Saat gecenin biri olmuş... Radyo açık; Placebo çalıyor, hiç adetim değildir Placebo dinlemek, sanırım bundan 3-4 sene evveldi, lise sondaydım ve o zaman yeni çıkan ve sanırım adı "Meds" olan albümlerini indirmiştim, beğenmemiştim, kısaca siktir etmiştim; şimdi dinliyorum da, eh o kadar da kötü değilmiş, hatta sevdim diyebilirim. Neden böyle bir giriş yaptığımı bilmiyorum, ama sanırım üzerimdeki gerginliği almak için, uzun zamandır küskünüm kalemime, bakıyorum en son ne zaman bir şeyler karaladığıma, nerdeyse son 6 ay içinde yazmak adına bi bok yapmadığımı görüyorum. Blog'a yazdıklarıma bakıyorum: Birkaç kısa grup tanıtımı, video, birkaç eski şiir vs. Küskünlüğümü arıyorum, bir psikolog edasıyla ve yaklaşık bir sene öncesine gidiyorum: siktir yemek, hırslara ve egolara yenik düşmemek için dimdik ayakta durabilmeye çalışmak, unutmak için sigara üstüne sigara içmek, kaybetmenin verdiği hayal kırıklığı ve boşa harcanan emeklere, zamana acınmak. Sanırım bunlardı beni boşvermişliğin ete kemiğe bürünmüş haline getiren, daha bir dinginleştiren. Uzun zaman geçti ve artık kalemimle barışmak zorundayım, karalamaya devam etmek zorundayım. Aklıma onlarca şey gelirken, kafamda onca makaleler yazarken, bunu dışa vuramamak, oldukça kötü bir duygu; oturup gitar çalmak, okumak, yazmak, üretmek varken, boş boş bilgisayar ya da televizyon karşısında pineklemek, sınav zamanı da ineklemek... Anladım ki kalemimle barışmak zorundayım, anladım ki bir şeyler yazmadan bu iş yürümeyecek. Üstad Cenk Taner, " Teknoloji yüceltti hepimizi, ama yok panzehiri." demiş, belki de vardır: üretmek...

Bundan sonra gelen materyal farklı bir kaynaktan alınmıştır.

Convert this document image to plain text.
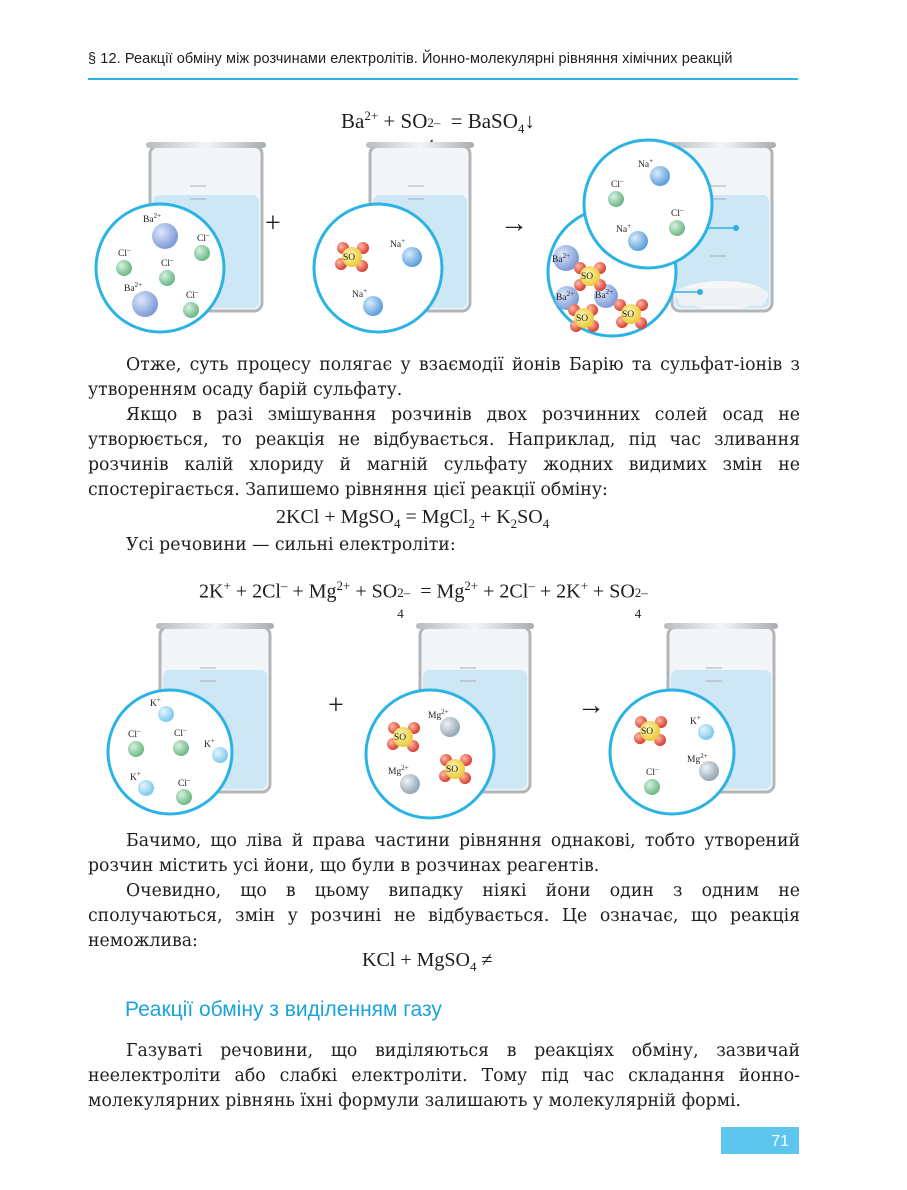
§ 12. Реакції обміну між розчинами електролітів. Йонно-молекулярні рівняння хімічних реакцій
$Ba^{2+}$ + SO 2– = BaSO$_4$↓
$Ba^{2+}$
$Ba^{2+}$
Cl–
Cl–
Cl–
Cl–
+
SO
Na+
Na+
→
SO
SO
SO
$Ba^{2+}$
$Ba^{2+}$ $Ba^{2+}$
Na+
Na+
Cl–
Cl–
Отже, суть процесу полягає у взаємодії йонів Барію та сульфат-іонів з утворенням осаду барій сульфату.
Якщо в разі змішування розчинів двох розчинних солей осад не утворюється, то реакція не відбувається. Наприклад, під час зливання розчинів калій хлориду й магній сульфату жодних видимих змін не спостерігається. Запишемо рівняння цієї реакції обміну:
2KCl + MgSO$_4$ = MgCl$_2$ + $K_2SO_4$
Усі речовини — сильні електроліти:
$2K^+ + 2Cl^- + Mg^{2+}$ + SO 2–
4
= $Mg^{2+} + 2Cl^- + 2K^+$ + SO 2–
4
K+
K+
K+
Cl–	Cl–
Cl–
+
SO
SO
$Mg^{2+}$
$Mg^{2+}$
→
SO
K+
$Mg^{2+}$
Cl–
Бачимо, що ліва й права частини рівняння однакові, тобто утворений розчин містить усі йони, що були в розчинах реагентів.
Очевидно, що в цьому випадку ніякі йони один з одним не сполучаються, змін у розчині не відбувається. Це означає, що реакція неможлива:
KCl + MgSO$_4$ ≠
Реакції обміну з виділенням газу
Газуваті речовини, що виділяються в реакціях обміну, зазвичай неелектроліти або слабкі електроліти. Тому під час складання йонно-молекулярних рівнянь їхні формули залишають у молекулярній формі.
71
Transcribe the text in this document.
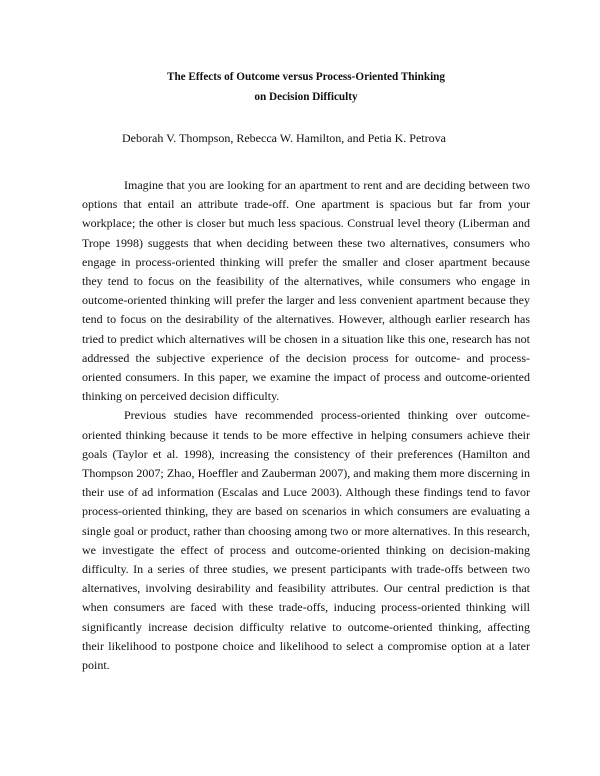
The Effects of Outcome versus Process-Oriented Thinking
on Decision Difficulty
Deborah V. Thompson, Rebecca W. Hamilton, and Petia K. Petrova

Imagine that you are looking for an apartment to rent and are deciding between two options that entail an attribute trade-off. One apartment is spacious but far from your workplace; the other is closer but much less spacious. Construal level theory (Liberman and Trope 1998) suggests that when deciding between these two alternatives, consumers who engage in process-oriented thinking will prefer the smaller and closer apartment because they tend to focus on the feasibility of the alternatives, while consumers who engage in outcome-oriented thinking will prefer the larger and less convenient apartment because they tend to focus on the desirability of the alternatives. However, although earlier research has tried to predict which alternatives will be chosen in a situation like this one, research has not addressed the subjective experience of the decision process for outcome- and process-oriented consumers. In this paper, we examine the impact of process and outcome-oriented thinking on perceived decision difficulty.

Previous studies have recommended process-oriented thinking over outcome-oriented thinking because it tends to be more effective in helping consumers achieve their goals (Taylor et al. 1998), increasing the consistency of their preferences (Hamilton and Thompson 2007; Zhao, Hoeffler and Zauberman 2007), and making them more discerning in their use of ad information (Escalas and Luce 2003). Although these findings tend to favor process-oriented thinking, they are based on scenarios in which consumers are evaluating a single goal or product, rather than choosing among two or more alternatives. In this research, we investigate the effect of process and outcome-oriented thinking on decision-making difficulty. In a series of three studies, we present participants with trade-offs between two alternatives, involving desirability and feasibility attributes. Our central prediction is that when consumers are faced with these trade-offs, inducing process-oriented thinking will significantly increase decision difficulty relative to outcome-oriented thinking, affecting their likelihood to postpone choice and likelihood to select a compromise option at a later point.
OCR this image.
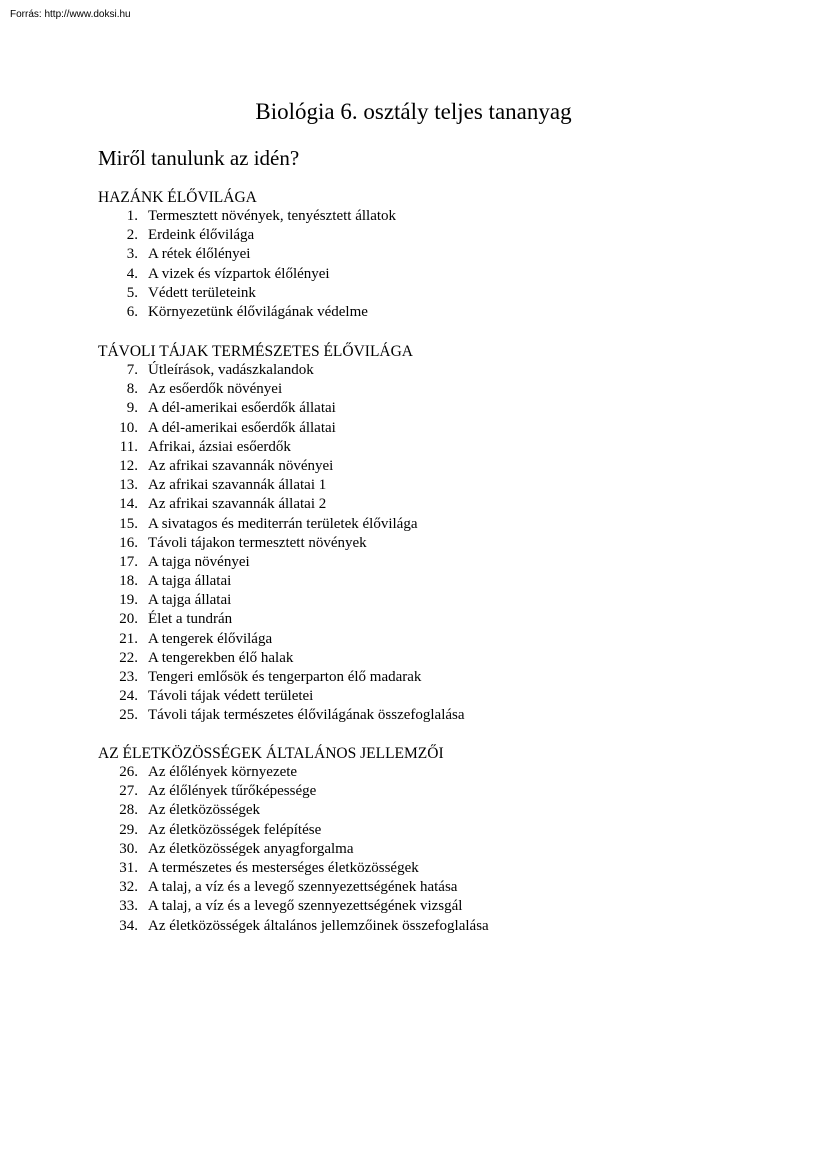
Forrás: http://www.doksi.hu
Biológia 6. osztály teljes tananyag
Miről tanulunk az idén?
HAZÁNK ÉLŐVILÁGA
1. Termesztett növények, tenyésztett állatok
2. Erdeink élővilága
3. A rétek élőlényei
4. A vizek és vízpartok élőlényei
5. Védett területeink
6. Környezetünk élővilágának védelme
TÁVOLI TÁJAK TERMÉSZETES ÉLŐVILÁGA
7. Útleírások, vadászkalandok
8. Az esőerdők növényei
9. A dél-amerikai esőerdők állatai
10. A dél-amerikai esőerdők állatai
11. Afrikai, ázsiai esőerdők
12. Az afrikai szavannák növényei
13. Az afrikai szavannák állatai 1
14. Az afrikai szavannák állatai 2
15. A sivatagos és mediterrán területek élővilága
16. Távoli tájakon termesztett növények
17. A tajga növényei
18. A tajga állatai
19. A tajga állatai
20. Élet a tundrán
21. A tengerek élővilága
22. A tengerekben élő halak
23. Tengeri emlősök és tengerparton élő madarak
24. Távoli tájak védett területei
25. Távoli tájak természetes élővilágának összefoglalása
AZ ÉLETKÖZÖSSÉGEK ÁLTALÁNOS JELLEMZŐI
26. Az élőlények környezete
27. Az élőlények tűrőképessége
28. Az életközösségek
29. Az életközösségek felépítése
30. Az életközösségek anyagforgalma
31. A természetes és mesterséges életközösségek
32. A talaj, a víz és a levegő szennyezettségének hatása
33. A talaj, a víz és a levegő szennyezettségének vizsgál
34. Az életközösségek általános jellemzőinek összefoglalása
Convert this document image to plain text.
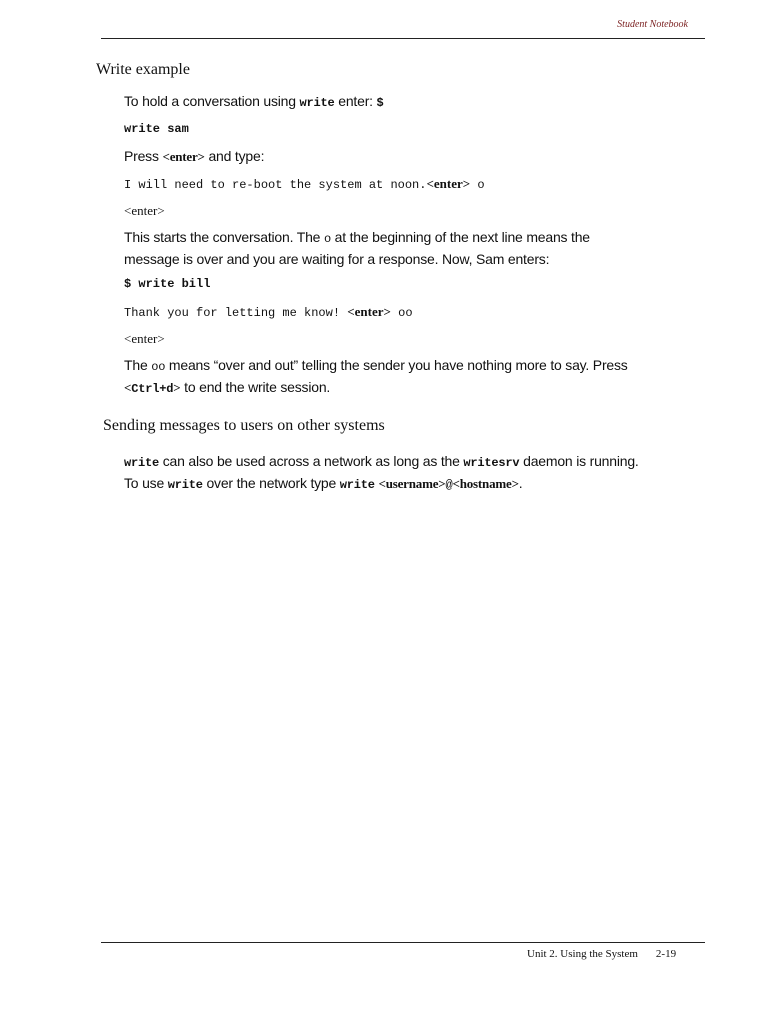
Student Notebook
Write example
To hold a conversation using write enter: $
write sam
Press <enter> and type:
I will need to re-boot the system at noon.<enter> o
<enter>
This starts the conversation. The o at the beginning of the next line means the
message is over and you are waiting for a response. Now, Sam enters:
$ write bill
Thank you for letting me know! <enter> oo
<enter>
The oo means “over and out” telling the sender you have nothing more to say. Press
<Ctrl+d> to end the write session.
Sending messages to users on other systems
write can also be used across a network as long as the writesrv daemon is running.
To use write over the network type write <username>@<hostname>.
Unit 2. Using the System 2-19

Onca kafa karışıklığı içinde, Kızılay sokaklarında boş boş yürürken 3.sınıf bir bara girdim ve karşımdaki adamla inceden bir sohbete dalarken, adam sordu:
-Bilader sen nerelisin?
-Rüzgarlı deniz kıyısı, hani önünde konservatuvar olan...
-O zaman oraya içelim.
Eyvallah dedim ve biramı körükledim; içimden, "Artık bu küskünlük bitsin." dedim.
Not: Yılın flaş transferi Kubi'ye, nam-ı diğer doodah'a hoşgeldin diyorum.